第37回日本分子生物学会年会
パシフィコ横浜
2014年11月27日
3P-0195
ポスター発表

変化点検出は単塩基解像度のDNAメチロームデータに基づくゲノムのドメイン分割に有効である
Changepoint detection is useful for partitioning genomic domains with single-resolution DNA methylome data
 
横山 貴央1, 三浦 史仁2, 岡村 浩司3, 伊藤 隆司2
1東大・新領域・情報生命, 2九大・医学研究院・医化学分野, 3成育医療セ・システム医学・組織工学
 
シークエンス技術の進展により、様々な細胞種での単塩基解像度のメチロームデータが入手可能になった。しかし、既存のメチローム解析手法はこういった高い解像度を持ったデータの利点を必ずしも有効利用できていなかった。
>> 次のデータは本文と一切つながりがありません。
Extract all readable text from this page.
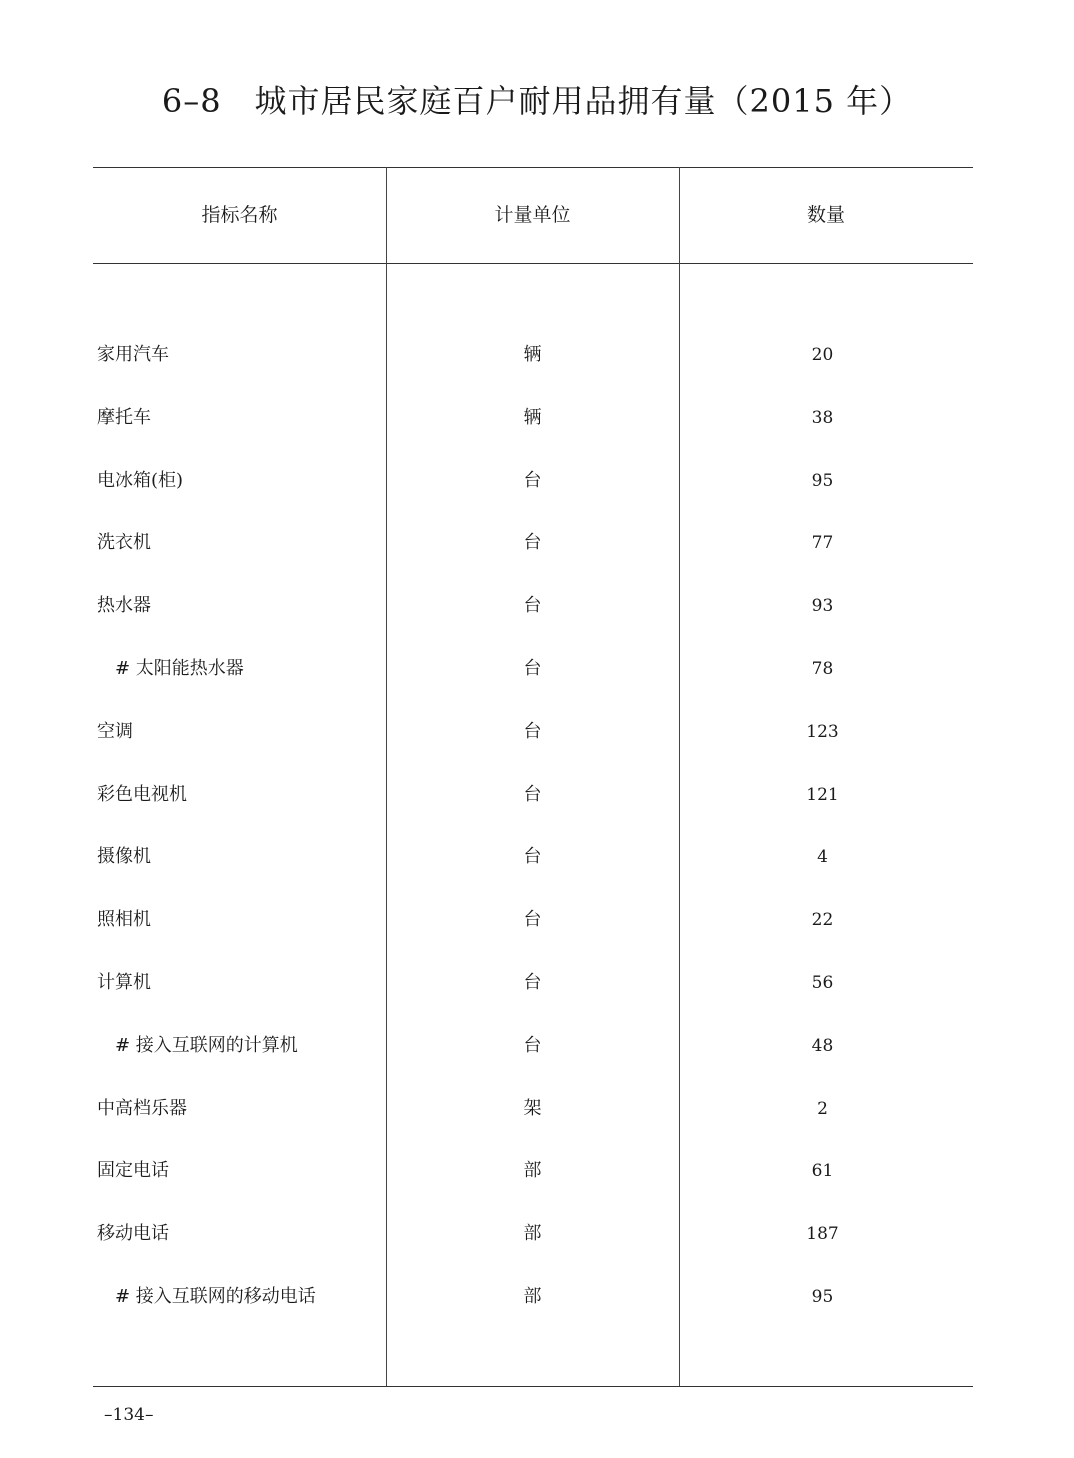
6–8　城市居民家庭百户耐用品拥有量（2015 年）
指标名称	计量单位	数量
家用汽车	辆	20
摩托车	辆	38
电冰箱(柜)	台	95
洗衣机	台	77
热水器	台	93
# 太阳能热水器	台	78
空调	台	123
彩色电视机	台	121
摄像机	台	4
照相机	台	22
计算机	台	56
# 接入互联网的计算机	台	48
中高档乐器	架	2
固定电话	部	61
移动电话	部	187
# 接入互联网的移动电话	部	95
–134–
そこで、我々はゲノム中の異なるDNAメチル化状態を示す領域を変化点検出の技法を用いることによって同定・検出することを試みた。PELT (Pruned Exact Linear Time) と名付けられたアルゴリズムを用いることによって、全ゲノムバイサルファイトシークエンシングのデータに基づいたヒトゲノム全体のドメイン分割は20分以内に完了することが出来た。検出されたドメインとその境界は見た目で判断すると概ね妥当であり、各ドメインのサイズと平均メチル化率のプロットは解析した細胞種の特徴を明瞭に表現していた。また、検出されたドメインの境界領域を細胞種間で比較することによって、DMRs (Differentially methylated region) を容易に決定することが出来たことは、メチル化率の異なったシトシンが連続して出現するゲノム領域を同定する従来のDMRの検出方式とは異なる解析パスの実現が可能であることを意味していた。以上のことから変化点検出の技法はDNAメチローム解析において有効であることが確認できた。